India had sought bids from General Electric Co. and Eurojet Turbo GMBH to supply two turbofan engines for the TEJAS, the country’s first light combat aircraft, after an almost two-decade effort to develop a local after-burning turbofan failed to deliver a sufficiently powerful engine. General Electric (GE) won the bid and has delivered two qualified GE-F414 engines to be tested on the planned home-grown TEJAS Mk-2 single engine fighter and is looking to collaborate with India to build engines for the proposed advanced medium-combat aircraft. The first two engines are for flight test. The engines are ready to go as and when the fighter is ready. GE has committed to deliver six more engines and the initial deal covered the purchase of 99 GE F414 engines

The tender stipulates transferring at least 60% of the engine technology to HAL to produce the engines locally, it was reported that GE is willing to give more than 50% of the technology.

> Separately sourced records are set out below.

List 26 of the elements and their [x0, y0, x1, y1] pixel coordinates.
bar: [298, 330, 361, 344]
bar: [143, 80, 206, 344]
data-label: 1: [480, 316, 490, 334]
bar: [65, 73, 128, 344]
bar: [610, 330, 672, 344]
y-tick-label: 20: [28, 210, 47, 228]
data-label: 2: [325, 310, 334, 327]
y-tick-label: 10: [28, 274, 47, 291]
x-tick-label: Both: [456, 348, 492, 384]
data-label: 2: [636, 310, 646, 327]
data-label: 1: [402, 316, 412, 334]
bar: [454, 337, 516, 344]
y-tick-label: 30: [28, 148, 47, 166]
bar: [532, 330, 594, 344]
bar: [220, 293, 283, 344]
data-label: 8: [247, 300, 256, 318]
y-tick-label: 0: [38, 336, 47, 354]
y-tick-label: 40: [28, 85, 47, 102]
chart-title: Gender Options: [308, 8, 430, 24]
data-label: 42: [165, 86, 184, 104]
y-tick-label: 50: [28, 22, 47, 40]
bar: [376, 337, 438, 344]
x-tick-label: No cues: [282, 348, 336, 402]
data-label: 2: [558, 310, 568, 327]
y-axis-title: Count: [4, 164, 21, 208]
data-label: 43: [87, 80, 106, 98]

The Aeronautical Development Agency, or ADA, the jet’s designer, is evaluating the General Electric’s GE-F414 for the Mark II version of TEJAS. The GE-F414 powers the carrier capable Boeing F-18 "Super Hornet" jets. GE, has a manufacturing facility in Pune and the company says it could meet the mandated 50% offset requirement of local production for defense contracts within India.

The delay in the indigenous engine availability is what has driven ADA to go for an alternative engine, TEJAS is a tailless single-engine supersonic fighter with delta wings—shaped like a triangle—which uses fly-by-wire technology that enables pilots to control the plane electronically through on-board computers.

The plane is undergoing development trials with a GE-F404 engine, but this falls short of the thrust it requires in operational conditions. The Indian Air Force (IAF) has so far placed orders with state-owned plane maker Hindustan Aeronautics Ltd (HAL) for 123 TEJAS fighters composing of 40 - Mk-1 plus 83 - Mk-1A aircraft. Four squadrons of LCA Mk-2 aircraft is planned to be acquired after completing production of LCA Mk-1.

India’s Gas Turbine and Research Establishment, or GTRE, a DRDO unit in Bangalore, has been working on the indigenous Kaveri engine for the TEJAS for nearly two decades but the Kaveri program failed to satisfy the necessary technical requirements or keep up with its envisaged timelines and was officially delinked from the TEJAS program in September 2008.

Modern turbofans incorporates clear-cut and exclusive technologies which is difficult to master such as a three-stage fan with a high pressure ratio, full-authority digital engine control (FADEC), multi-stage high-pressure (HP) compressor, combustor using advanced cooling and thermal protection, sophisticated High-Pressure/Low-Pressure turbines using ceramic matrix composites (which is exclusive to the GE-F414 engine) with powder metallurgy discs and single crystal blades (as opposed to dovetailed blades), reheat system (afterburner) and a convergent-divergent nozzle design.

A few companies such as GE, Snecma, Eurojet and Russia’s NPO Saturn make engines for fighter jets, but they seldom share the technology, which typically changes every two years.

The Kaveri engine got a leg up after a $2-million consultancy agreement was finalized with leading French defense manufacturer Safran to help revive the Kaveri project. The best part of the deal is apart from the initial consultancy fees, India may not need to spend on development as the French side has proposed to make the Kaveri flight-worthy within 18 months for integration into the TEJAS by 2020. 

India began building a home-grown engine for TEJAS after HF-Marut, the country’s first indigenously built supersonic jet, flopped in the 1960s because it could not get a suitable engine.

GTRE must continue developing an operable engine for our fighter planes but it has to play catch-up and master the technology on its own in the years to come by overcoming the aforementioned snags.